Sony

Republique (PS4)

Republique_20160404141257

Republique struggles to overcome a conceptually awkward premise. Implanted into the framework of a contemporary teen thriller, Republique battles with its own commentary on surveillance by simultaneously using surveillance as a core gameplay function.

Lost in its own fiction, Republique too quickly streams in a world, or rather an enclosed indoor environment called Metamorphosis. A rapid jaunt through in-world terminology leaves ideas and context hanging. Delivery muddles in a hunt for quickened pacing, a shame since Republique works best as a slow boil tale.

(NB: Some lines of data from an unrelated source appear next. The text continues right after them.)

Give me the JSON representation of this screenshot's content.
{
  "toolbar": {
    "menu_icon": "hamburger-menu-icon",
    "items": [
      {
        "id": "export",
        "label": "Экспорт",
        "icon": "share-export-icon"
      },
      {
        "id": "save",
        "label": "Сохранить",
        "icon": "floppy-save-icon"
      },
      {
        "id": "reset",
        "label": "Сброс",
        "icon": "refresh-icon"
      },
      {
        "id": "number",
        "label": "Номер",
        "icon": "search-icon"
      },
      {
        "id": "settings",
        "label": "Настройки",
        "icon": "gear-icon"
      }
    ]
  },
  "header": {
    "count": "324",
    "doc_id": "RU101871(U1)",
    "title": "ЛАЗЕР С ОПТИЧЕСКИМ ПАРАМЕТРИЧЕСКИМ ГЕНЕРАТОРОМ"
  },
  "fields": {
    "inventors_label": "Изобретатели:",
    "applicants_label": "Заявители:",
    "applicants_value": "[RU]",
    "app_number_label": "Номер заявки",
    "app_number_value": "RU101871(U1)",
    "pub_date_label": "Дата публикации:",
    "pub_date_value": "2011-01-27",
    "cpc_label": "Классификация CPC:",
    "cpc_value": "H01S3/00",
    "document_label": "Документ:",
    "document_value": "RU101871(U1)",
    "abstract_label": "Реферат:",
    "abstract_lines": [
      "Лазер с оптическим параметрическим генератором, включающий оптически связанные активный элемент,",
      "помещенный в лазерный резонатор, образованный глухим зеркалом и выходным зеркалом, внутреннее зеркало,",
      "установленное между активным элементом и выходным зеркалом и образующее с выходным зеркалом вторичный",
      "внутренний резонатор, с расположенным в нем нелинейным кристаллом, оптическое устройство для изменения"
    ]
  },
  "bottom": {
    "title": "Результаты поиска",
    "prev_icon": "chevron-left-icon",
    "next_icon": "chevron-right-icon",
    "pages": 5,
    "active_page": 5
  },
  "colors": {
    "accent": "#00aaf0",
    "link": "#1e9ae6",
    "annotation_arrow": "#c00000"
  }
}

Republique surrenders to the needs of a sedate power fantasy, the young girl at the lead begging and pleading for help as if she is incapable of basic actions of her own accord. In fact, she is helpless. Although the perspective is strict (the view leaps between electronics and security cameras), direct control of the character is allowed, odd for something spouting allegories about free will.

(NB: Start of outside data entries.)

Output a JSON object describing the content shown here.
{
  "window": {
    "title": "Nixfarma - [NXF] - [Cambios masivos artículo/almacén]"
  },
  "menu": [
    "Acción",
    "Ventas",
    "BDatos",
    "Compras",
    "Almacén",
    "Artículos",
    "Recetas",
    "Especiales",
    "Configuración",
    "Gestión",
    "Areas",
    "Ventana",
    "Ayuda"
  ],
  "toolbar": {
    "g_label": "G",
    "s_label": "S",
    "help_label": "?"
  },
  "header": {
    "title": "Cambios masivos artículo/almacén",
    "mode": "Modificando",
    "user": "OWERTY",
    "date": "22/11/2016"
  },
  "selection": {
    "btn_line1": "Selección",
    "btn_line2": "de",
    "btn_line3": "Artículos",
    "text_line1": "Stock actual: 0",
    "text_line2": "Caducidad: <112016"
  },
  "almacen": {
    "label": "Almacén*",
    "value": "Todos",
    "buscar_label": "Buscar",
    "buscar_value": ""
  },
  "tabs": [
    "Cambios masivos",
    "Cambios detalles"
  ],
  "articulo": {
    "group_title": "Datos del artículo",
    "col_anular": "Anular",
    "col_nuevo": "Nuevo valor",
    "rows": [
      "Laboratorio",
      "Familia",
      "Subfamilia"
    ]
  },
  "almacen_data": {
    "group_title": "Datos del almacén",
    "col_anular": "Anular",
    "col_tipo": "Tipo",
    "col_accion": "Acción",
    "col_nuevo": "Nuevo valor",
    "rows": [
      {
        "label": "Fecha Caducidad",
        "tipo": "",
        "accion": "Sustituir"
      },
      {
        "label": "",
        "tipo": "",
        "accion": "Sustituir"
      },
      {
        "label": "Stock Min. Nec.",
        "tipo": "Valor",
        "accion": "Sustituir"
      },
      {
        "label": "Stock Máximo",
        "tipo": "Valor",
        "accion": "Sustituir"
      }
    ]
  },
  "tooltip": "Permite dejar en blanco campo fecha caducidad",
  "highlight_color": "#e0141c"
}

To its credit, Republique finds a sensible reasoning for static cameras, reinvigorating the form founded for many in Resident Evil. Tension is thus legitimate and oftentimes uncomfortable, even if Metamorphosis’ guards follow pre-programmed patterns. Something or someone can still be out of view, generating risk which feels authentic instead of forced. Underneath is a grim political horror story, bound to literature like 1984, but confused to how best proceed in interactive form.